Бабка отложила полотенце, растерянно подвигала плечом, шеей…
– Не болит! Ой, спасибо! Мне бы самой неделю колдовать да лучшие травы расходовать, а ты – вжик!.. За таким внуком – жить и горя не знать! Только на меня и вообще понапрасну сил не расходуй покамест, только копи. Только накапливай да пользоваться учись.
– Разберемся. Может, чаю глотнем или не успеем?
– Успеем, позовут, когда надо, день длинный. Я точно попью, а то ведь к вашему столу, если затеется, мне не сесть будет, не по чину.
– Чтэ-чтэ? Сядешь, баб Ира, и ни одна сволочь…
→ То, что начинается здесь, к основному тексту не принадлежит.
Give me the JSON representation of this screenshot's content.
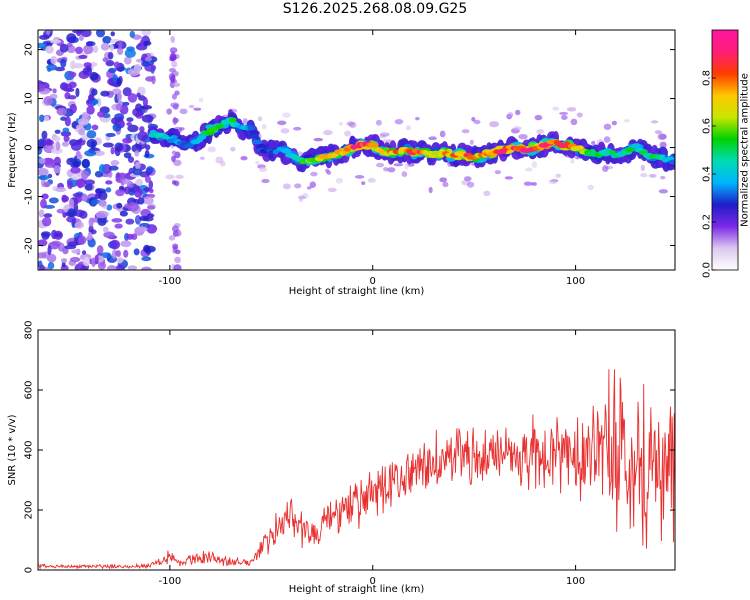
{
  "title": "S126.2025.268.08.09.G25",
  "chart_data": [
    {
      "type": "heatmap",
      "xlabel": "Height of straight line (km)",
      "ylabel": "Frequency (Hz)",
      "xlim": [
        -165,
        149
      ],
      "ylim": [
        -25,
        24
      ],
      "xticks": [
        -100,
        0,
        100
      ],
      "yticks": [
        -20,
        -10,
        0,
        10,
        20
      ],
      "colorbar": {
        "label": "Normalized spectral amplitude",
        "range": [
          0,
          1
        ],
        "ticks": [
          0.0,
          0.2,
          0.4,
          0.6,
          0.8
        ],
        "tick_labels": [
          "0.0",
          "0.2",
          "0.4",
          "0.6",
          "0.8"
        ],
        "colormap": [
          "#ffffff",
          "#dcc8f0",
          "#7a28e6",
          "#1e1ec8",
          "#00b4ff",
          "#00dcb4",
          "#00d200",
          "#c8e600",
          "#ffc800",
          "#ff3c00",
          "#ff1e78",
          "#ff14a0"
        ]
      },
      "ridge": {
        "x": [
          -108,
          -100,
          -95,
          -90,
          -85,
          -80,
          -75,
          -70,
          -65,
          -60,
          -55,
          -50,
          -45,
          -40,
          -35,
          -30,
          -25,
          -20,
          -15,
          -10,
          -5,
          0,
          5,
          10,
          15,
          20,
          25,
          30,
          35,
          40,
          45,
          50,
          55,
          60,
          65,
          70,
          75,
          80,
          85,
          90,
          95,
          100,
          105,
          110,
          115,
          120,
          125,
          130,
          135,
          140,
          145,
          149
        ],
        "freq": [
          2.5,
          2.0,
          1.0,
          0.5,
          2.0,
          3.5,
          4.5,
          5.5,
          4.0,
          4.0,
          -0.5,
          -1.0,
          -0.5,
          -1.5,
          -3.0,
          -2.5,
          -2.0,
          -1.5,
          -1.0,
          0.0,
          0.5,
          0.5,
          -1.0,
          -1.0,
          -0.5,
          -1.0,
          -1.0,
          -1.5,
          -1.0,
          -1.5,
          -1.5,
          -2.0,
          -1.5,
          -1.0,
          -0.5,
          0.0,
          -0.5,
          0.0,
          0.5,
          1.0,
          0.5,
          0.0,
          -1.0,
          -1.5,
          -1.0,
          -1.5,
          -1.0,
          0.5,
          -1.5,
          -2.0,
          -2.5,
          -3.0
        ],
        "amplitude": [
          0.45,
          0.4,
          0.35,
          0.35,
          0.4,
          0.5,
          0.55,
          0.5,
          0.4,
          0.35,
          0.3,
          0.3,
          0.35,
          0.4,
          0.5,
          0.6,
          0.65,
          0.7,
          0.75,
          0.85,
          0.9,
          0.8,
          0.7,
          0.75,
          0.7,
          0.8,
          0.75,
          0.65,
          0.7,
          0.75,
          0.8,
          0.7,
          0.75,
          0.85,
          0.8,
          0.9,
          0.95,
          0.85,
          0.9,
          0.85,
          0.8,
          0.7,
          0.6,
          0.55,
          0.5,
          0.45,
          0.5,
          0.45,
          0.5,
          0.45,
          0.4,
          0.35
        ]
      },
      "noise_region_x": [
        -165,
        -108
      ]
    },
    {
      "type": "line",
      "xlabel": "Height of straight line (km)",
      "ylabel": "SNR (10 * v/v)",
      "xlim": [
        -165,
        149
      ],
      "ylim": [
        0,
        800
      ],
      "xticks": [
        -100,
        0,
        100
      ],
      "yticks": [
        0,
        200,
        400,
        600,
        800
      ],
      "series": [
        {
          "color": "#e83030",
          "x": [
            -165,
            -150,
            -140,
            -130,
            -120,
            -110,
            -100,
            -95,
            -90,
            -85,
            -80,
            -75,
            -70,
            -65,
            -60,
            -55,
            -50,
            -45,
            -40,
            -35,
            -30,
            -25,
            -20,
            -15,
            -10,
            -5,
            0,
            5,
            10,
            15,
            20,
            25,
            30,
            35,
            40,
            45,
            50,
            55,
            60,
            65,
            70,
            75,
            80,
            85,
            90,
            95,
            100,
            105,
            110,
            115,
            120,
            125,
            130,
            135,
            140,
            145,
            149
          ],
          "y": [
            12,
            12,
            12,
            12,
            12,
            15,
            50,
            20,
            35,
            40,
            45,
            35,
            25,
            25,
            25,
            80,
            120,
            150,
            180,
            140,
            120,
            150,
            170,
            190,
            200,
            230,
            250,
            270,
            290,
            310,
            320,
            340,
            360,
            370,
            380,
            380,
            380,
            380,
            390,
            380,
            380,
            380,
            390,
            380,
            390,
            390,
            400,
            400,
            390,
            400,
            400,
            390,
            380,
            360,
            350,
            340,
            330
          ],
          "amplitude": [
            8,
            6,
            6,
            6,
            6,
            8,
            30,
            12,
            15,
            20,
            25,
            20,
            15,
            15,
            15,
            40,
            60,
            60,
            60,
            70,
            60,
            60,
            70,
            80,
            90,
            80,
            80,
            80,
            80,
            80,
            80,
            90,
            100,
            100,
            100,
            100,
            100,
            100,
            100,
            100,
            100,
            110,
            120,
            130,
            130,
            140,
            150,
            170,
            200,
            230,
            260,
            270,
            280,
            300,
            300,
            300,
            300
          ]
        }
      ]
    }
  ]
}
– Промолчи, Алешенька, коли в чем не разбираешься! Ты бы мне еще разрешил пальцем в носу копаться на людях. Обычаи не тобою заведены и не при тебе отменятся. Мне сие вовсе не в обиду, но вам всем в необходимый почет. Сначала строй, потом ломай, а не наоборот. Там печенье в буфете… Да сиди, я сама… – Бабка подхватилось было, но Леха ее опередил.
– И я сам, но быстрее. Опять это овсяное… Ты, бабушка, очень постоянна в своих предпочтениях… Да нет, нравится, просто оно очень сладкое, а я уже, как назло, сахар намешал…
* * *
– Диня, ты опять плакал во сне и маму звал.
Денис с тяжелым вздохом спустил ноги с кровати, уткнулся локтями в колени, кулаками в переносицу.
– Погоди минутку, сейчас попытаюсь вспомнить, это очень важно.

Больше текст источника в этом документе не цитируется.